"Arab countries and Israel represent new opportunities for meat exporters," lawmaker Vytautas Gapsys, who tabled the draft legislation, told parliament.
Video courtesy of jn1.tv
In the first reading, 51 lawmakers in the 141-seat parliament voted in favor of legalization and two against, with seven abstentions.
According to EU law, animals in Lithuania and other member countries must be stunned before slaughter.
Kosher and halal slaughter require that an animal be killed by slitting its throat without first being stunned.
Two more parliamentary votes and a presidential signature are needed to approve the law that would exempt religious communities from the requirement.
Lithuania's tiny Jewish community on Tuesday welcomed the move.
"We would be pleased if the law is adopted. It could encourage exports and would also be important for the local community," community leader Faina Kukliansky told AFP.
Rabbi Pinchas Goldschmidt, president of the Conference of European Rabbis (CER), commented: "I welcome this long overdue announcement from Lithuania’s parliament.
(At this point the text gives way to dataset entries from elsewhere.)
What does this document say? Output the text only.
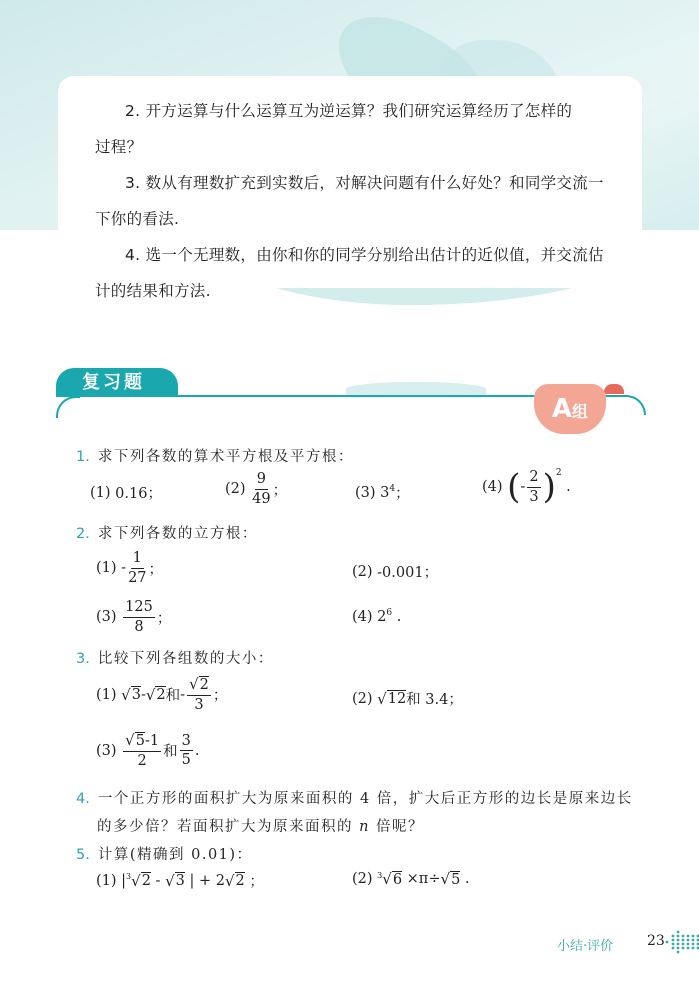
2. 开方运算与什么运算互为逆运算？我们研究运算经历了怎样的

过程？

3. 数从有理数扩充到实数后，对解决问题有什么好处？和同学交流一

下你的看法.

4. 选一个无理数，由你和你的同学分别给出估计的近似值，并交流估

计的结果和方法.

复习题
A组
1. 求下列各数的算术平方根及平方根：
(1)
0.16；	(2)
$\frac{9}{49}$ ；	(3)
3 4 ；	(4)
( - $\frac{2}{3}$ ) 2

.
2. 求下列各数的立方根：
(1)
- $\frac{1}{27}$ ；	(2)
-0.001；
(3)
$\frac{125}{8}$ ；	(4)
2 6
.
3. 比较下列各组数的大小：
(1)
√ 3 - √ 2 和 - $\frac{√2}{3}$ ；	(2)
√ 12 和
3.4；
(3)
$\frac{√5-1}{2}$ 和 $\frac{3}{5}$ .
4. 一个正方形的面积扩大为原来面积的 4 倍，扩大后正方形的边长是原来边长
的多少倍？若面积扩大为原来面积的 n 倍呢？
5. 计算(精确到 0.01)：
(1) | 3 √ 2 - √ 3 | + 2 √ 2
；	(2)
3 √ 6
×π÷ √ 5
.
小结·评价 23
We urge the Polish government to take note and we will continue to work with other countries urging them to follow Lithuania and introduce similar legislation."
The Jewish and Muslim communities each number around 3,000 people in the Baltic nation of three million people, which joined the European Union and NATO in 2004 and currently holds the rotating EU presidency.
Ritual slaughter was banned in EU neighbor Poland on January 1 after its Constitutional Court deemed it incompatible with animal rights legislation.
Polish farmers and exporters of meat to Israel and Muslim countries exported up to €350 million ($460 million) worth of kosher and halal meat a year before the ban.